Systems for decision-making assistance are gradually using analytical and computational methods to aid in management as well as decisions regarding strategy. In order to use these kinds of technologies to reliably predict economic information, researchers need to understand how to use them. Consequently, this chapter presents a method-based literature assessment with a focus on the subject of predictive analytics. The study covers the time series simulations, association, regression analysis, grouping, and categorization in great detail. It introduces machine learning into the realm of mathematical explanatory modeling. The approaches examined enable future prediction through the analysis of longitudinal and financial time series data collected, preserved, and handled in computer systems. The outcomes of these models aid in improving outcomes for risk administration specialists and financial executives. This review unifies several financial forecast analytic methodologies into a single domain.
Top1. Introduction
The application of predictive analytic techniques by academics in the disciplines of finance and computation is reviewed and examined in this work. Data from financial Information Systems (IS), whether internal or external, is especially used to identify systematic approaches and use cases. The modelling process itself is not explained in this work; it only serves as a review. Many textbooks provide adequate coverage of this. Rather, it is an aggregate collection of mathematical and analytical justifications for the business of finance that were obtained through bibliometric and keyword searches. Given that forecasting approaches are being used by DSS (Decision Support Systems) more and more, it is relevant to the IS area. In the corporate realm, the outcomes are used to boost revenues or the efficiency of products.
The word “finance” encompasses a wide range of financial market operations, such as intertemporal and managing portfolios. (Summers, L. H. 1985). Time series are typically shaped by these activities. The future values and/or returns of these can be predicted using these time series (De Gooijer, J. G., & Hyndman, R. J. 2006). Weak normality assumptions in the means, variances, and covariances of these time series serve as the basis for statistical inference.
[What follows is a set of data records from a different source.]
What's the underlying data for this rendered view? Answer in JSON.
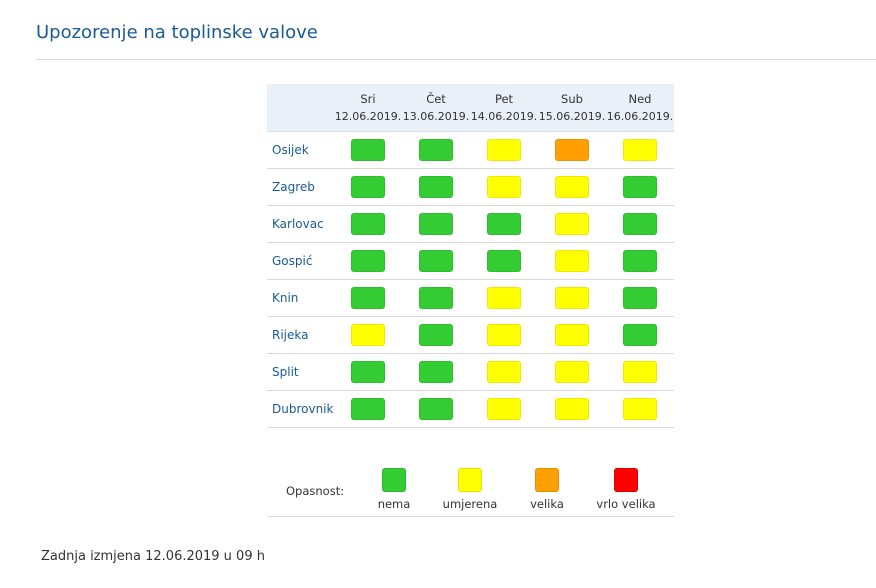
{
  "page": {
    "title": "Upozorenje na toplinske valove"
  },
  "colors": {
    "nema": "#33cc33",
    "umjerena": "#ffff00",
    "velika": "#ff9f00",
    "vrlo_velika": "#ff0000"
  },
  "days": [
    {
      "name": "Sri",
      "date": "12.06.2019."
    },
    {
      "name": "Čet",
      "date": "13.06.2019."
    },
    {
      "name": "Pet",
      "date": "14.06.2019."
    },
    {
      "name": "Sub",
      "date": "15.06.2019."
    },
    {
      "name": "Ned",
      "date": "16.06.2019."
    }
  ],
  "cities": [
    {
      "name": "Osijek",
      "levels": [
        "nema",
        "nema",
        "umjerena",
        "velika",
        "umjerena"
      ]
    },
    {
      "name": "Zagreb",
      "levels": [
        "nema",
        "nema",
        "umjerena",
        "umjerena",
        "nema"
      ]
    },
    {
      "name": "Karlovac",
      "levels": [
        "nema",
        "nema",
        "nema",
        "umjerena",
        "nema"
      ]
    },
    {
      "name": "Gospić",
      "levels": [
        "nema",
        "nema",
        "nema",
        "umjerena",
        "nema"
      ]
    },
    {
      "name": "Knin",
      "levels": [
        "nema",
        "nema",
        "umjerena",
        "umjerena",
        "nema"
      ]
    },
    {
      "name": "Rijeka",
      "levels": [
        "umjerena",
        "nema",
        "umjerena",
        "umjerena",
        "nema"
      ]
    },
    {
      "name": "Split",
      "levels": [
        "nema",
        "nema",
        "umjerena",
        "umjerena",
        "umjerena"
      ]
    },
    {
      "name": "Dubrovnik",
      "levels": [
        "nema",
        "nema",
        "umjerena",
        "umjerena",
        "umjerena"
      ]
    }
  ],
  "legend": {
    "label": "Opasnost:",
    "items": [
      {
        "key": "nema",
        "label": "nema"
      },
      {
        "key": "umjerena",
        "label": "umjerena"
      },
      {
        "key": "velika",
        "label": "velika"
      },
      {
        "key": "vrlo_velika",
        "label": "vrlo velika"
      }
    ]
  },
  "footer": {
    "last_modified": "Zadnja izmjena 12.06.2019 u 09 h"
  }
}
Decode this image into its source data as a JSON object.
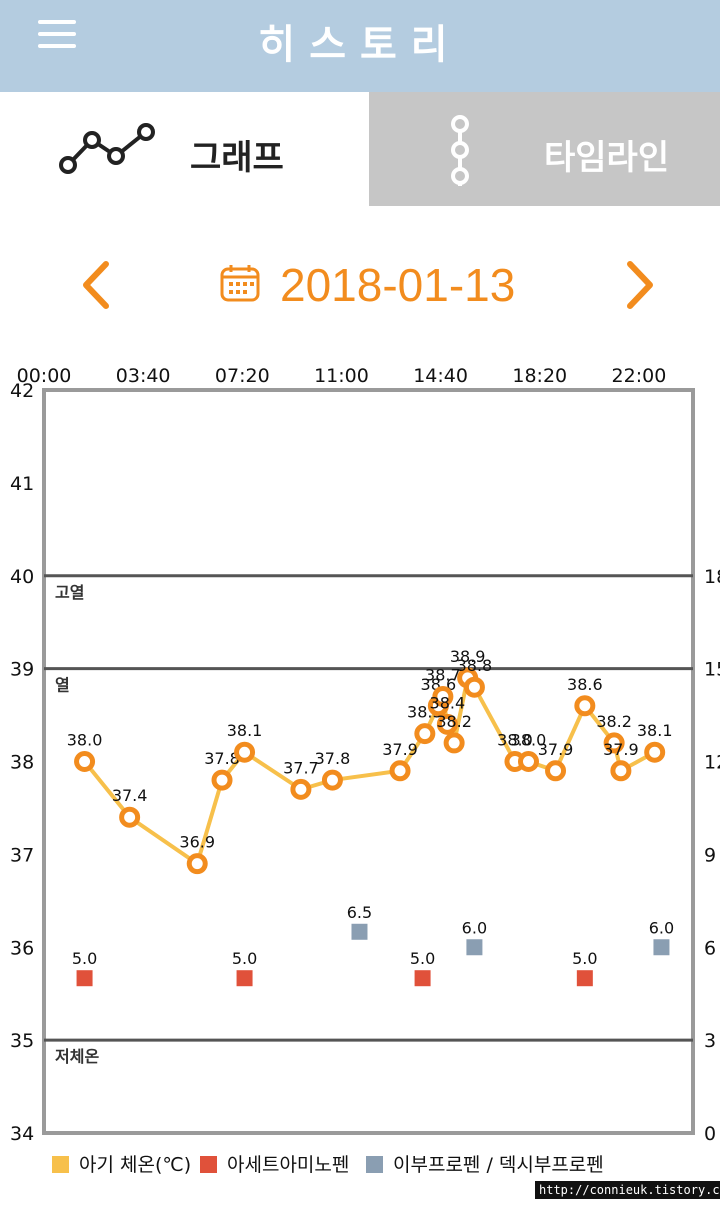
{
  "header": {
    "title": "히스토리",
    "menu_icon": "hamburger-menu-icon"
  },
  "tabs": [
    {
      "label": "그래프",
      "icon": "line-graph-icon",
      "selected": true
    },
    {
      "label": "타임라인",
      "icon": "timeline-icon",
      "selected": false
    }
  ],
  "date_nav": {
    "date": "2018-01-13",
    "prev_icon": "chevron-left-icon",
    "next_icon": "chevron-right-icon",
    "calendar_icon": "calendar-icon"
  },
  "colors": {
    "accent": "#f28c1e",
    "header_bg": "#b4cce0",
    "temp_line": "#f7c04b",
    "acetaminophen": "#e0513a",
    "ibuprofen": "#8a9eb2"
  },
  "legend": [
    {
      "label": "아기 체온(℃)",
      "color": "#f7c04b"
    },
    {
      "label": "아세트아미노펜",
      "color": "#e0513a"
    },
    {
      "label": "이부프로펜 / 덱시부프로펜",
      "color": "#8a9eb2"
    }
  ],
  "watermark": "http://connieuk.tistory.com",
  "chart_data": {
    "type": "line",
    "x_tick_labels": [
      "00:00",
      "03:40",
      "07:20",
      "11:00",
      "14:40",
      "18:20",
      "22:00"
    ],
    "xlim": [
      "00:00",
      "24:00"
    ],
    "y_left": {
      "ylim": [
        34,
        42
      ],
      "ticks": [
        34,
        35,
        36,
        37,
        38,
        39,
        40,
        41,
        42
      ]
    },
    "y_right": {
      "ylim": [
        0,
        24
      ],
      "ticks": [
        "0",
        "3",
        "6",
        "9",
        "12",
        "15",
        "18"
      ]
    },
    "bands": [
      {
        "label": "고열",
        "y": 40
      },
      {
        "label": "열",
        "y": 39
      },
      {
        "label": "저체온",
        "y": 35
      }
    ],
    "series": [
      {
        "name": "아기 체온(℃)",
        "points": [
          {
            "x": "01:30",
            "y": 38.0,
            "label": "38.0"
          },
          {
            "x": "03:10",
            "y": 37.4,
            "label": "37.4"
          },
          {
            "x": "05:40",
            "y": 36.9,
            "label": "36.9"
          },
          {
            "x": "06:35",
            "y": 37.8,
            "label": "37.8"
          },
          {
            "x": "07:25",
            "y": 38.1,
            "label": "38.1"
          },
          {
            "x": "09:30",
            "y": 37.7,
            "label": "37.7"
          },
          {
            "x": "10:40",
            "y": 37.8,
            "label": "37.8"
          },
          {
            "x": "13:10",
            "y": 37.9,
            "label": "37.9"
          },
          {
            "x": "14:05",
            "y": 38.3,
            "label": "38.3"
          },
          {
            "x": "14:35",
            "y": 38.6,
            "label": "38.6"
          },
          {
            "x": "14:45",
            "y": 38.7,
            "label": "38.7"
          },
          {
            "x": "14:55",
            "y": 38.4,
            "label": "38.4"
          },
          {
            "x": "15:10",
            "y": 38.2,
            "label": "38.2"
          },
          {
            "x": "15:40",
            "y": 38.9,
            "label": "38.9"
          },
          {
            "x": "15:55",
            "y": 38.8,
            "label": "38.8"
          },
          {
            "x": "17:25",
            "y": 38.0,
            "label": "38.0"
          },
          {
            "x": "17:55",
            "y": 38.0,
            "label": "38.0"
          },
          {
            "x": "18:55",
            "y": 37.9,
            "label": "37.9"
          },
          {
            "x": "20:00",
            "y": 38.6,
            "label": "38.6"
          },
          {
            "x": "21:05",
            "y": 38.2,
            "label": "38.2"
          },
          {
            "x": "21:20",
            "y": 37.9,
            "label": "37.9"
          },
          {
            "x": "22:35",
            "y": 38.1,
            "label": "38.1"
          }
        ]
      },
      {
        "name": "아세트아미노펜",
        "axis": "right",
        "points": [
          {
            "x": "01:30",
            "y": 5.0,
            "label": "5.0"
          },
          {
            "x": "07:25",
            "y": 5.0,
            "label": "5.0"
          },
          {
            "x": "14:00",
            "y": 5.0,
            "label": "5.0"
          },
          {
            "x": "20:00",
            "y": 5.0,
            "label": "5.0"
          }
        ]
      },
      {
        "name": "이부프로펜 / 덱시부프로펜",
        "axis": "right",
        "points": [
          {
            "x": "11:40",
            "y": 6.5,
            "label": "6.5"
          },
          {
            "x": "15:55",
            "y": 6.0,
            "label": "6.0"
          },
          {
            "x": "22:50",
            "y": 6.0,
            "label": "6.0"
          }
        ]
      }
    ],
    "grid": false,
    "legend_position": "bottom"
  }
}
Additionally, it can be found in cross-sectional series produced by markets and financial activities. They serve as the foundation for analysis based on stats and can be incorporated into a DSS to forecast consumer, business, or information for the industry as well. Cross-sectional analysis's use in predicting a company's beta is one example. This shows the systematic risk of the company concerning the market and is generated from the capital asset pricing model (CAPM). The slope coefficient, or beta, is easily determined by using a least squares regression.
Transforming from descriptive arithmetical models to computing forecasts, the concept of predictive analytics is more frequently used. The latter is a requirement for DSS, while the former is increasingly incorporated into them. The latter's algorithmic methods evaluate the validity and accuracy of its results using test data sets. Contrarily, confidence intervals and significance tests are used in statistical models. That being said, both computational and statistical methods are discussed in this review because they are combined in data analytics.
In the banking industry, statistical analysis is used to assess past IS data sets. The term encompasses both descriptive analytics and prognostic mathematical techniques. The findings of an approach using an algorithm are obtained from the data instead of human interpretation, in contrast to the usual application of forecasting in finance. The authors caution those who are using this technique as a computation for prediction to be at ease with the notion that data, not theory, should be the starting point of their work. (Frecka, T. J., & Hopwood, W. S. 1983); however, caution that these same researchers should not exercise caution to avoid over-fitting, where the enticement may exist to develop a concept based on the datasets and formerly manipulate the datasets to support the hypothesis.
Data ought to be DSS needs comprehensive and clean data from an organization's computer system in order to execute analytics that are predictive. The vast, varied, and multidimensional nature of statistics makes it difficult to handle the numerous, autonomous, multifarious, and ever-changing “Big Data” that is commonly observed in the financial industry. (Wu, X. et al, 2013)
It raises a vital question for IS. It's critical to make the distinction between data and information created internally and externally. Therefore, Section 2 of this article covers the datasets that need to be loaded into an IS, while Section 3 covers the datasets generated by an IS. To handle methods of internally gathered data in its raw form, a collaborative software-driven solution is required. To handle methods to external data, a system for gathering dispersed data or relevant imported sets of information is required.